My buddy and I were driving around one night back in high school. He was driving. We came to a four way stop, and he pretty much rolled though it. Immediately we were pulled over. The cop approached us and said, "Boys I pulled you over today because you rolled right through that stop sign."
"Well officer, I sort of stopped," my buddy said.
"Well how about this," the cop said. "I pull you out of your car, lay you on the ground and start beating the crap out of you with my billy club . Would you want me to fully stop or just sort of stop?"
He let us off with a warning and taught us a valuable lesson.
I was walking home one night and decided to cut through a golf course. It easily knocks 40 minutes off the trip. As I came out the rear entrance of the course, I walked by a light-blue Lebaron parked nearby. As I went by it, police lights kicked on and it pulled up beside me. A guy in plain clothes got out and started questioning me. I told him to f*** off and kept walking. He ran in front of me and told me he was a cop. For some reason, I didn't believe him. I demanded to see his badge. He pulled it out too quickly, so I doubted the authenticity of it. I asked to see his gun. He refused, so I kept walking thinking he was a joke. At that point his partner got out of the car, in uniform and started pushing me around. I was still insisting that they prove that they were cops, because what cop drives a Lebaron? Finally the guy goes back to the car, pulls out a radio and calls in three official cop cars. They start writing me tickets, and the whole time the guy in uniform is berating me, saying I'm going nowhere in life and making me feel stupid.
The next morning, the cop called my house looking for me. I didn't return his call. The following day he came to my house looking for me, but I wasn't home.I month later I went to the municipal court to pay the fine. When I got to the window the woman started laughing her ass off. Apparently the officer had given me the wrong color copies of the tickets. He'd given me were the ones that needed to be filed. Since I had them, they never were filed. I got off scott-free and walked out of there with a big grin on my face. Who is stupid now?

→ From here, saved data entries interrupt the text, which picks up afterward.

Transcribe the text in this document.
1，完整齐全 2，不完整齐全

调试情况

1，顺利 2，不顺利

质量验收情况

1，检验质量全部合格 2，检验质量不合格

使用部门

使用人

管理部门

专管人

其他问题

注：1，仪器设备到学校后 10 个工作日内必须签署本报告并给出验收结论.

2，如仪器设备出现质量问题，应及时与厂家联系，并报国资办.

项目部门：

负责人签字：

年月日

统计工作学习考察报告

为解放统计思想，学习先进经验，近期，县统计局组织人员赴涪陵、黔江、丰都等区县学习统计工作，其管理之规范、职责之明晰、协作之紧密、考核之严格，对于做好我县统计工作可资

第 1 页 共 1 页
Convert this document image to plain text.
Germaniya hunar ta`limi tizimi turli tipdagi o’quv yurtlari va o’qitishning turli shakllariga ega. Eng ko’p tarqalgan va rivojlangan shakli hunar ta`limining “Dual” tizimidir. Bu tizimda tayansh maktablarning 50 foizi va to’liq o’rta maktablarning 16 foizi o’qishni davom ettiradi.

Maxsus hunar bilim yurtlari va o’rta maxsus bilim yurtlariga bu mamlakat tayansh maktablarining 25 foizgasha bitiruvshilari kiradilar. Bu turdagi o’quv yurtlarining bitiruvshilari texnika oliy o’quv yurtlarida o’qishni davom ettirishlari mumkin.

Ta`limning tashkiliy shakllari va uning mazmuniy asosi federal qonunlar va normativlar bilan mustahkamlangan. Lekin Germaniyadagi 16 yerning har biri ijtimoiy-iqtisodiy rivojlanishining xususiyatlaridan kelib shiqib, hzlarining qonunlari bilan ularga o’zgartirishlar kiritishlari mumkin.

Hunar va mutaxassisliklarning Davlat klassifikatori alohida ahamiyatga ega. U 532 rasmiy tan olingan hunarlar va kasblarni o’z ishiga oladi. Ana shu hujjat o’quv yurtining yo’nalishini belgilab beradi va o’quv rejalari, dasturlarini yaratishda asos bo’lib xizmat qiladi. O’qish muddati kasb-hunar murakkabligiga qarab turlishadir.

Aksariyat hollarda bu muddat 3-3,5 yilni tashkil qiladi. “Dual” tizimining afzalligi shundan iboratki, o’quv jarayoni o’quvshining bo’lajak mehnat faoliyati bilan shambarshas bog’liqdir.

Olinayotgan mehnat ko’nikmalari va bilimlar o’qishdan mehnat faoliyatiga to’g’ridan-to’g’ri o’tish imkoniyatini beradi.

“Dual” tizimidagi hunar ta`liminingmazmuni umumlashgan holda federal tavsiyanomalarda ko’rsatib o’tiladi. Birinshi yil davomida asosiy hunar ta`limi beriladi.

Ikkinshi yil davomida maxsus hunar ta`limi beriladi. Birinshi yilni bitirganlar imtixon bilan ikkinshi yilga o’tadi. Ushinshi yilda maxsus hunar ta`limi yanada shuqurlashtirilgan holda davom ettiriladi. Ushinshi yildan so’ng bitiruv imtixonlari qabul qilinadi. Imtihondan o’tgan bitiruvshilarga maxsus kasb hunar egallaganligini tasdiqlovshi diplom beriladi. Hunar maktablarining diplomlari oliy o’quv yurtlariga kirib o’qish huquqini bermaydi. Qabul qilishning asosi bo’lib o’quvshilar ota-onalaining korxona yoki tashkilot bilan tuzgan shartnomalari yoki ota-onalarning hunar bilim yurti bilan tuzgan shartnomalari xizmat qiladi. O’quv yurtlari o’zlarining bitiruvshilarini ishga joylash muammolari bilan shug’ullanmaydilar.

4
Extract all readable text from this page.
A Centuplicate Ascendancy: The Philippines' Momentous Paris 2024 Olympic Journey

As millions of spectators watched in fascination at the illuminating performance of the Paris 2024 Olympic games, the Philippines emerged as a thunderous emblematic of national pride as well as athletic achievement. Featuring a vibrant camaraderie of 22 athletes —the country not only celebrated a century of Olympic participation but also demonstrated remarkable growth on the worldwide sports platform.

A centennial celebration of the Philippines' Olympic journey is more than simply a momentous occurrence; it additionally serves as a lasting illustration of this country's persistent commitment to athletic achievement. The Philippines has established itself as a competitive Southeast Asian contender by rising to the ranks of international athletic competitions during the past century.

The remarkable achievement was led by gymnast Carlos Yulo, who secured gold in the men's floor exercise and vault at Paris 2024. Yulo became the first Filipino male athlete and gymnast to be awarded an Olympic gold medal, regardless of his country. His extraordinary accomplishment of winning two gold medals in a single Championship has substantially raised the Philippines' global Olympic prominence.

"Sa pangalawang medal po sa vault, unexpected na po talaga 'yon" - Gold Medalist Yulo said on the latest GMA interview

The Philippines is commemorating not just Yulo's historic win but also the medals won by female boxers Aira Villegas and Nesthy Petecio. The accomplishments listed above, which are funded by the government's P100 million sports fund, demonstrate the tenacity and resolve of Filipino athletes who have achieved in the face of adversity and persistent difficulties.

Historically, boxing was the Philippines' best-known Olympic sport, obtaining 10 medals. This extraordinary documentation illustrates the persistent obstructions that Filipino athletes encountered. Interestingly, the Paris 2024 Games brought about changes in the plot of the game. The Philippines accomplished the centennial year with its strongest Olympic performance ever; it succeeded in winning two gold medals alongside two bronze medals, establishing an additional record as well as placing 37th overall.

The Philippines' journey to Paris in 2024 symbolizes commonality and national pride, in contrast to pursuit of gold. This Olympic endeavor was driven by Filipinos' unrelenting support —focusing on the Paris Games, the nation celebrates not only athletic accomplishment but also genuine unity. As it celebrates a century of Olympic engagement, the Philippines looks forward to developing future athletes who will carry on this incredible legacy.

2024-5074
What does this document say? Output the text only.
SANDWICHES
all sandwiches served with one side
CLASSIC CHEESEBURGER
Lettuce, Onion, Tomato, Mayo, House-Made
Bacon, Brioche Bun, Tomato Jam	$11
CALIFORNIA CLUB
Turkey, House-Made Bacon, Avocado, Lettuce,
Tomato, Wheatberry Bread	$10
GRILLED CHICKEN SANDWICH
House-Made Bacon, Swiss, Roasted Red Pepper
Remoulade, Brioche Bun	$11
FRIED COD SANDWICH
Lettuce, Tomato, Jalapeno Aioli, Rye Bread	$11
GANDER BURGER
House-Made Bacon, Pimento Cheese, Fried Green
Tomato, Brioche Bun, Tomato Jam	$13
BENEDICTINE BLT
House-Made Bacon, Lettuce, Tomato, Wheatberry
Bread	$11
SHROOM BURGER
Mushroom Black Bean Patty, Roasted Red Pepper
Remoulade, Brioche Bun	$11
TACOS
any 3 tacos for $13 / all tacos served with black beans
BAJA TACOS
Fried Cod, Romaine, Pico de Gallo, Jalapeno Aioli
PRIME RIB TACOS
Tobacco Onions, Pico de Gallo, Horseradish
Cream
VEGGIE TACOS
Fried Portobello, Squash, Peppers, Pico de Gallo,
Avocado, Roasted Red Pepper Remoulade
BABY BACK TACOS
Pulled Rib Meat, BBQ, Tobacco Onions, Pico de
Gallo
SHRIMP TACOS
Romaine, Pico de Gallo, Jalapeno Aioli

Back in high school, a couple buddies and I skipped school to go watch The Matrix. When we got to the theater, we decided to smoke a joint to intensify the movie. So there we are, behind the theater, getting high. I sparked a cigarette just as the joint was finished, when a security guard opened the back door and yelled "Hey! What are you kids doing?" My friend immediately dropped the joint and put his foot over it. We all froze, too scared to respond, heads staring at the ground. He asked again what we were doing, and none of us said a word. He finally asked "
do you kids speak English?" Immediately, our eyes all lifted to each other and smirked. "Oh noo meester pour-eese no engrish! Speakuh engrish no! Cigar! Cigarette smoking!" He was dumbfounded and went back inside. I love being asian.